There may still be benefits to aligning of chronology even when anything goes. For one thing, each block (which is a group of 2-3 sets) has its own crop of mechanics — common strengths found on numerous cards — which usually synergize well with each other. So if you are using creatures from 2010, there may be advantages to also using lands and spells from that era. It’s possible.

Secondly, if your friend uses cards from that era, it’s likely that the other cards from then have special ways to deal with those. For instance, in a set with lots of dragons there was a creature, Dragon Hunter, who had protection from dragons. So, the interactions you find may be not only powerful, but potentially also unusual and fun (and it’s usually not as “on-the-nose” as “protection from dragons” - Magic generally tries to be more vague). Formats are designed to be somewhat swingy; to give you a chance to stabilize against great odds if you draw the right sequence of cards. This usually won’t be a problem, but in some cases, if your cards are from dramatically different pools or eras, you might have matches that feel less engaged, where your spells talk past each other rather than grappling directly.

To be sure, the mechanics of Magic are generally broad and can engage each other in many, many ways, so it’s completely possible to have a thrilling duel even if you’re using cards that were not designed to face each other.
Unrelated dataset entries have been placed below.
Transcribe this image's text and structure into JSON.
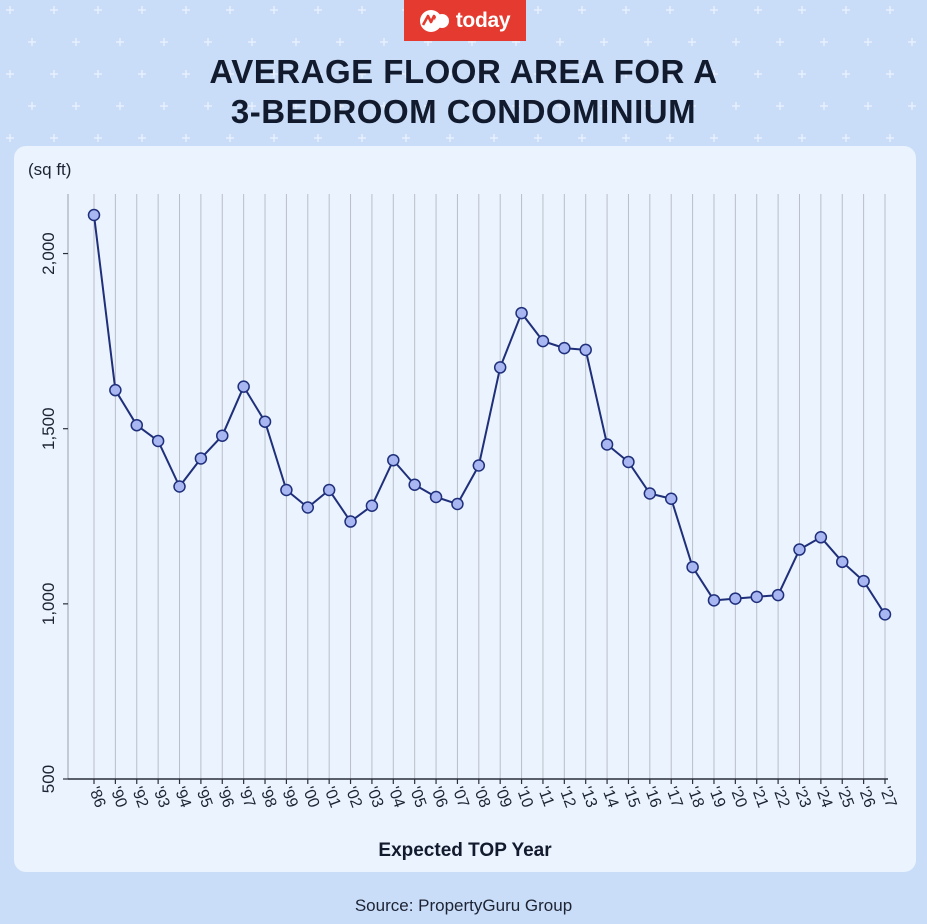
{
  "brand": {
    "logo_text": "today",
    "color": "#e43a2f"
  },
  "header": {
    "title_line1": "AVERAGE FLOOR AREA FOR A",
    "title_line2": "3-BEDROOM CONDOMINIUM"
  },
  "footer": {
    "source": "Source: PropertyGuru Group"
  },
  "chart_data": {
    "type": "line",
    "ylabel": "(sq ft)",
    "xlabel": "Expected TOP Year",
    "ylim": [
      500,
      2170
    ],
    "yticks": [
      500,
      1000,
      1500,
      2000
    ],
    "ytick_labels": [
      "500",
      "1,000",
      "1,500",
      "2,000"
    ],
    "grid": "vertical",
    "colors": {
      "line": "#1f2f7a",
      "marker_fill": "#a8b6f2",
      "grid": "#b9bfc9"
    },
    "x": [
      "'86",
      "'90",
      "'92",
      "'93",
      "'94",
      "'95",
      "'96",
      "'97",
      "'98",
      "'99",
      "'00",
      "'01",
      "'02",
      "'03",
      "'04",
      "'05",
      "'06",
      "'07",
      "'08",
      "'09",
      "'10",
      "'11",
      "'12",
      "'13",
      "'14",
      "'15",
      "'16",
      "'17",
      "'18",
      "'19",
      "'20",
      "'21",
      "'22",
      "'23",
      "'24",
      "'25",
      "'26",
      "'27"
    ],
    "series": [
      {
        "values": [
          2110,
          1610,
          1510,
          1465,
          1335,
          1415,
          1480,
          1620,
          1520,
          1325,
          1275,
          1325,
          1235,
          1280,
          1410,
          1340,
          1305,
          1285,
          1395,
          1675,
          1830,
          1750,
          1730,
          1725,
          1455,
          1405,
          1315,
          1300,
          1105,
          1010,
          1015,
          1020,
          1025,
          1155,
          1190,
          1120,
          1065,
          970
        ]
      }
    ]
  }
}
I’m just saying, that not only has the game gone through ups and downs, but it has also gone through phases where some strategies were juiced in a way that was hard to interact with. If you’re planning to play kitchen table Magic, and your deck is too powerful, it may be less fun — because it’s not only winning that’s fun; it’s winning a fair fight that’s the most fun. (Also, keep in mind that the cards you have from years ago might simply be too weak, and you should look around at what else to use).

If you want your match-up with a friend’s deck to be really fun, here are a couple things to consider. First, consider using a color or combination of colors that they are not, so that you can try to sneak around them rather than just butting heads. Consider using cards from the same year, or roughly the same era, so that the art matches (and the mechanics will). Third, have a mix of creatures, removal spells, a way to draw extra cards, a way to protect or strengthen your creatures, and possibly a non-land way to generate mana.

Most of all, if you can tell that your opponents are not having fun, or if you are not, try to address the problem. Try a different deck, or ask for help from the Internet or your local card store. Finally, remember that not everyone understands the rules completely and in more casual environments, you may be up against a friend who has been doing something incorrectly for years. You can usually find the answer to any rules question online, if you’re not sure.